Not only were those nine assists a season-high, but in his last two games, Weber has produced 15 assists and one turnover. The Rams needed a point guard, and it looks like they’ve found one. While Smart hesitated to call Weber a “finished” product, he’s clearly pleased with what he’s seeing.
“To be honest with you with Bri, the most important thing…is have you ever seen those Dove commercials? [It’s] being comfortable in his own skin,” he said. “Tonight, he looked comfortable in his own skin. He’s out there playing, he’s not forcing anything, he’s getting guys shots, he feels good about his role and what he’s doing, he’s a good player.

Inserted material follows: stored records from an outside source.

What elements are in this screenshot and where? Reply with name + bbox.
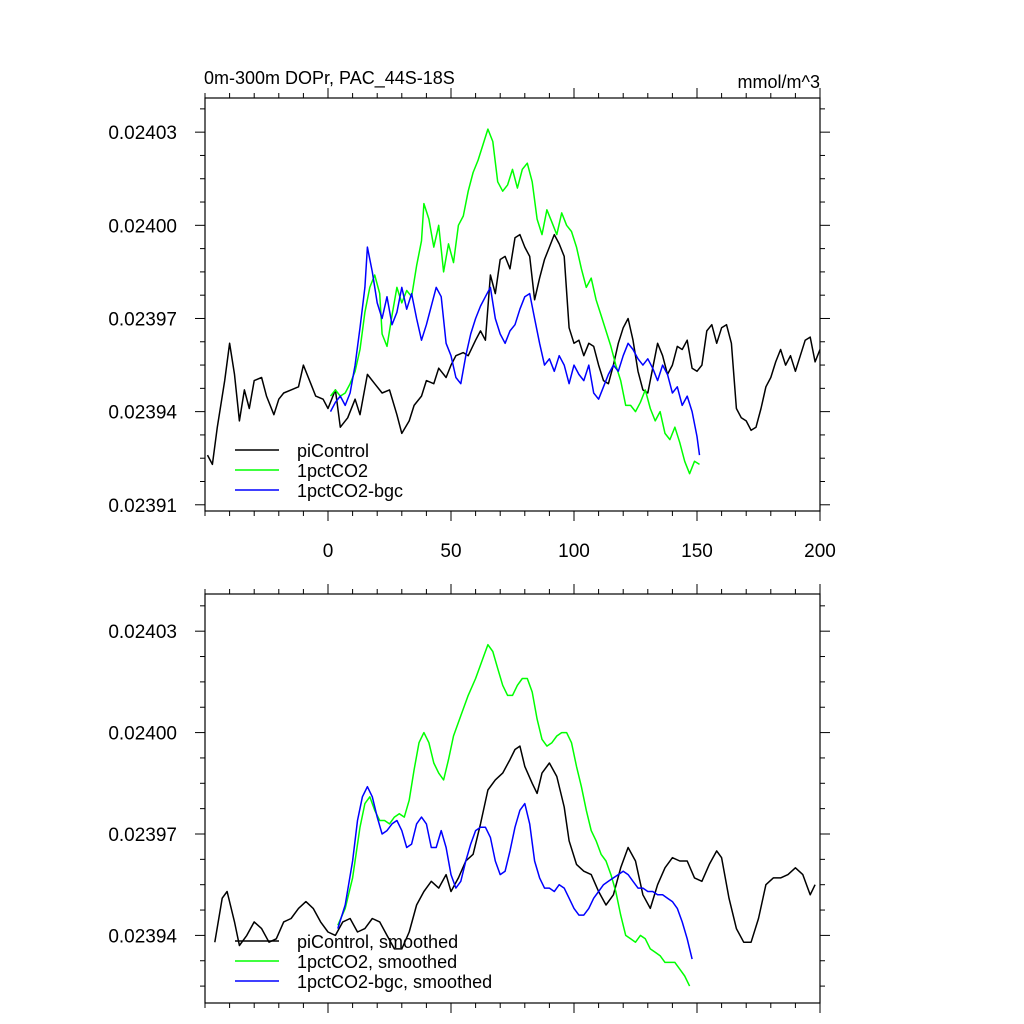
x-tick-label: 200 xyxy=(804,541,836,562)
series-line xyxy=(214,745,816,950)
series-line xyxy=(337,643,691,987)
y-tick-label: 0.02391 xyxy=(108,496,177,517)
y-tick-label: 0.02400 xyxy=(108,216,177,237)
units-label: mmol/m^3 xyxy=(738,72,820,92)
series-line xyxy=(206,233,821,466)
y-tick-label: 0.02400 xyxy=(108,724,177,745)
y-tick-label: 0.02394 xyxy=(108,403,177,424)
legend-label: piControl xyxy=(297,441,369,461)
top-panel: 0 50 100 150 200 0.02391 0.02394 0.02397 0.02400… xyxy=(108,88,836,562)
y-tick-label: 0.02403 xyxy=(108,622,177,643)
y-tick-label: 0.02403 xyxy=(108,123,177,144)
series-line xyxy=(337,785,693,960)
y-tick-label: 0.02394 xyxy=(108,926,177,947)
chart-title: 0m-300m DOPr, PAC_44S-18S xyxy=(204,68,455,89)
plot-frame xyxy=(204,593,821,1004)
legend-label: piControl, smoothed xyxy=(297,932,458,952)
legend-label: 1pctCO2 xyxy=(297,461,368,481)
series-line xyxy=(329,246,701,456)
x-tick-label: 100 xyxy=(558,541,590,562)
x-tick-label: 150 xyxy=(681,541,713,562)
x-tick-label: 0 xyxy=(323,541,334,562)
y-tick-label: 0.02397 xyxy=(108,309,177,330)
series-line xyxy=(329,128,700,475)
y-tick-label: 0.02397 xyxy=(108,825,177,846)
legend-label: 1pctCO2-bgc, smoothed xyxy=(297,972,492,992)
x-tick-label: 50 xyxy=(440,541,461,562)
bottom-panel: 0.02394 0.02397 0.02400 0.02403 piControl, s… xyxy=(108,584,830,1013)
legend-label: 1pctCO2-bgc xyxy=(297,481,403,501)
legend-label: 1pctCO2, smoothed xyxy=(297,952,457,972)
plot-frame xyxy=(204,97,821,512)
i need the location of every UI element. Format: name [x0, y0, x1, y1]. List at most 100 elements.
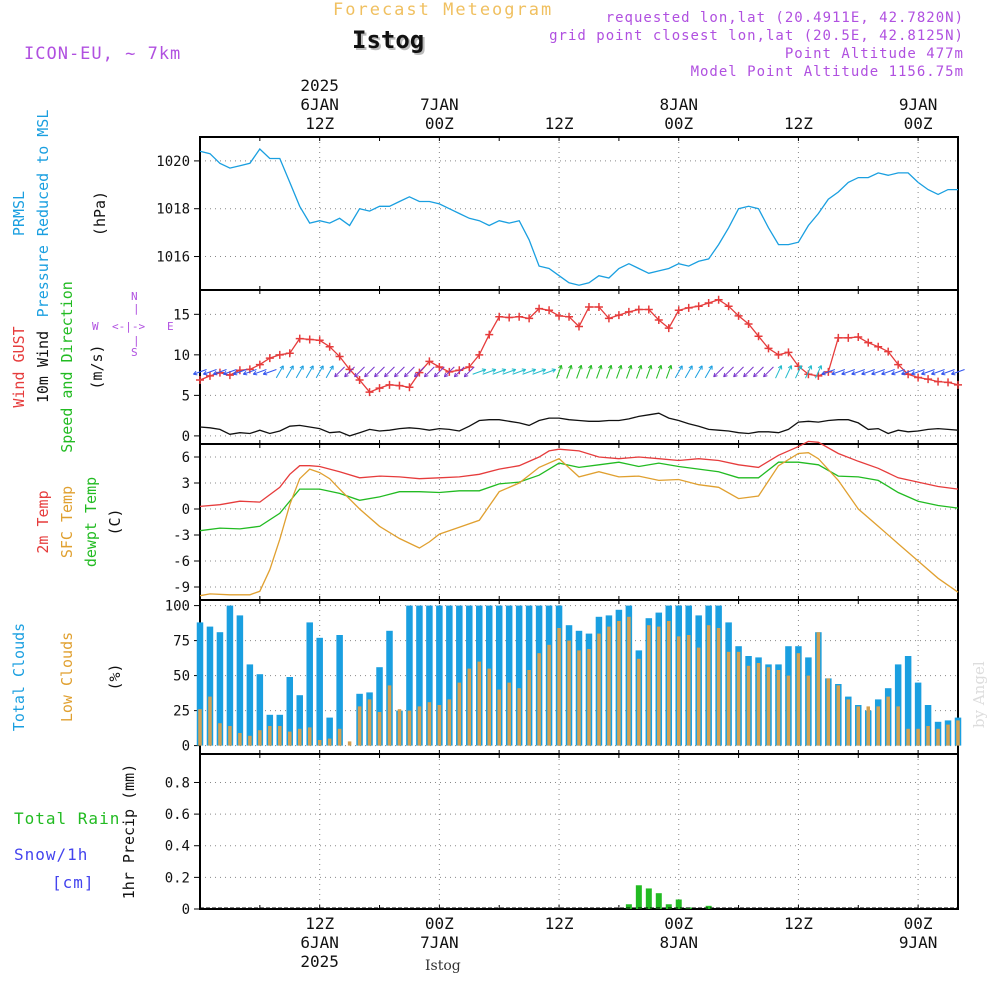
low-cloud-bar: [567, 640, 571, 746]
gust-marker: [874, 342, 883, 351]
pressure-frame: [199, 136, 959, 291]
wind-label: Speed and Direction: [58, 281, 76, 453]
wind-arrow: [334, 366, 345, 378]
total-cloud-bar: [914, 682, 922, 746]
temp-label: (C): [106, 508, 124, 535]
top-time-label: 12Z: [784, 114, 813, 133]
rain-bar: [705, 905, 712, 909]
bottom-time-label: 12Z: [305, 914, 334, 933]
y-tick-label: 0: [182, 502, 190, 518]
low-cloud-bar: [637, 658, 641, 746]
wind-arrow-head: [733, 372, 738, 378]
low-cloud-bar: [327, 738, 332, 746]
clouds-label: (%): [106, 663, 124, 690]
low-cloud-bar: [826, 678, 831, 746]
wind-arrow: [566, 365, 572, 379]
pressure-label: Pressure Reduced to MSL: [34, 110, 52, 318]
wind-arrow: [785, 365, 792, 379]
wind-arrow: [295, 365, 304, 379]
wind-arrow: [193, 368, 207, 375]
wind-arrow-head: [647, 364, 653, 370]
wind-arrow: [463, 366, 475, 378]
wind-arrow: [795, 365, 802, 379]
gust-marker: [405, 383, 414, 392]
total-cloud-bar: [436, 605, 443, 746]
wind-arrow-head: [901, 370, 906, 376]
wind-arrow-head: [212, 370, 218, 376]
low-cloud-bar: [268, 726, 272, 746]
low-cloud-bar: [587, 649, 591, 746]
gust-marker: [754, 332, 763, 341]
gust-marker: [235, 366, 244, 375]
gust-marker: [674, 306, 683, 315]
low-cloud-bar: [577, 650, 581, 746]
gust-marker: [475, 350, 484, 359]
total-cloud-bar: [336, 635, 343, 746]
low-cloud-bar: [337, 728, 342, 746]
footer-station: Istog: [425, 958, 461, 974]
low-cloud-bar: [288, 731, 292, 746]
wind-arrow-head: [578, 364, 583, 370]
gust-marker: [575, 322, 583, 331]
y-tick-label: 0.4: [165, 839, 190, 855]
gust-marker: [854, 333, 863, 342]
wind-arrow-head: [713, 372, 718, 378]
gust-marker: [834, 333, 843, 342]
wind-arrow: [753, 366, 764, 378]
wind-arrow: [645, 365, 652, 379]
total-cloud-bar: [426, 605, 433, 746]
wind-arrow: [891, 368, 905, 375]
wind-arrow: [233, 368, 247, 375]
gust-marker: [205, 371, 214, 380]
low-cloud-bar: [796, 653, 801, 746]
wind-arrow-head: [344, 372, 349, 378]
top-time-label: 00Z: [425, 114, 454, 133]
low-cloud-bar: [447, 699, 452, 746]
total-cloud-bar: [515, 605, 523, 746]
gust-marker: [734, 311, 743, 320]
compass-n: N: [131, 290, 138, 303]
gust-marker: [944, 378, 953, 387]
y-tick-label: 10: [173, 348, 190, 364]
low-cloud-bar: [317, 740, 322, 746]
wind-arrow: [263, 368, 277, 375]
wind-arrow-head: [222, 370, 228, 376]
bottom-time-label: 7JAN: [420, 933, 459, 952]
wind-arrow: [414, 366, 425, 378]
wind-arrow-head: [753, 372, 758, 378]
low-cloud-bar: [497, 689, 501, 746]
wind-arrow: [665, 365, 672, 379]
wind-arrow: [931, 368, 945, 375]
wind-arrow: [723, 366, 734, 378]
rain-bar: [665, 904, 672, 909]
gust-marker: [465, 363, 474, 371]
gust-marker: [724, 302, 733, 311]
low-cloud-bar: [597, 633, 601, 746]
wind-arrow-head: [299, 365, 304, 370]
total-cloud-bar: [306, 622, 313, 746]
gust-marker: [644, 305, 653, 314]
top-time-label: 00Z: [904, 114, 933, 133]
precip-panel: 0 0.2 0.4 0.6 0.8 1hr Precip (mm): [120, 753, 959, 918]
wind-arrow-head: [831, 370, 836, 376]
wind-label: 10m Wind: [34, 331, 52, 403]
low-cloud-bar: [776, 670, 781, 746]
gust-marker: [924, 375, 933, 384]
gust-marker: [584, 303, 593, 312]
gust-marker: [325, 342, 334, 351]
low-cloud-bar: [547, 644, 551, 746]
low-cloud-bar: [527, 670, 531, 746]
gust-marker: [684, 303, 693, 312]
wind-arrow: [434, 366, 445, 378]
wind-arrow-head: [568, 364, 573, 370]
wind-panel: 0 5 10 15 Wind GUST 10m Wind Speed and Directi…: [10, 281, 959, 453]
wind-arrow: [502, 368, 516, 375]
wind-arrow-head: [807, 365, 813, 370]
wind-arrow-head: [232, 370, 238, 376]
wind-arrow-head: [598, 364, 603, 370]
wind-arrow-head: [193, 370, 198, 376]
wind-arrow-head: [309, 365, 314, 370]
rain-bar: [675, 899, 682, 909]
wind-arrow: [704, 365, 713, 379]
gust-marker: [375, 384, 384, 393]
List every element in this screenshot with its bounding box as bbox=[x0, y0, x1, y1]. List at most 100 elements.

He’s been a good player for three years and he’s a talented guy.”
In addition to Weber’s virtuoso performance, the Rams got other noteworthy games that could lead one to believe VCU is prepped for the rigors of conference season. Sure, Treveon Graham’s 16 second-half points and 20 overall helped carry the day, but the Rams have known for a long time what they’re going to get from their junior swingman night in and night out, and that was pretty close. The same can be said for sophomore Melvin Johnson, who appears to be finding a comfortable place as the Rams’ resident sparkplug/shooter off the bench. Johnson, who dazzled on Dec. 21 with eight 3-pointers and 27 points against Virginia Tech, pumped in 12 and a couple of treys Friday.
Those are the easy, flashy lines that pop off the stat sheet. They’re obvious and, at this stage, expected. But what shouldn’t be overlooked is the value of senior Terrance Shannon’s 6-point, 2-steal, everywhere-I-need-to-be-in-14-lunchpail-minutes effort.
After four years at Florida State, Shannon has had to absorb an entirely new system with the Rams this season and missed four games in the middle of the year while dealing with a personal matter. But he’s a guy VCU needs in order to be successful. The Rams need a veteran presence, a second big body in the post, another rebounder, a guy to promote the intangibles. Shannon, who’s shown flashes of understated brilliance before, was a difference-maker Friday, even if his stat line seems pedestrian.
It wasn’t just Friday, according to Smart. Shannon scored a 31 on the team’s “effort chart” during a practice this week, which Smart says is the highest ever recorded in his five years at VCU.
“He came here to play, and he wants to play more and make a bigger impact, and he can and he’s a very talented guy, so this was a big step, not just tonight, but the practices leading up to tonight and I hope we can keep it going,” Smart said.
What it all adds up to is a win that moves the Rams to 12-3, one that gives further assurance that the team is heading in the right direction. While Virginia Tech wasn’t Florida State and Boston College wasn’t Georgetown, it’s clear the Rams have made strides in the last 5-6 weeks.
Additionally, despite the losses that sent VCU tumbling out of the top 25, the Rams still exit non-conference play with a 12-3 resume. Sure, they’d love to have a couple of possessions back in the Georgetown and Northern Iowa games, and essentially all of Florida State, but it’s also a resume that’s nothing to fret about. All three of VCU’s losses came to teams inside the RPI top 90. Plus, there are quality road wins at Virginia and Belmont. It’s not enough to start printing NCAA Tournament tickets, of course. The Rams are going to have to continue to convince people in A-10 play, but there’s nothing wrong about that.
The important thing at this stage for VCU is progress, and as the non-conference schedule comes to a conclusion, it appears the Rams are meeting that end. On Friday, Stony Brook – potentially the best of the Rams’ last four opponents – was the most recent victim of a team that appears to be finding itself.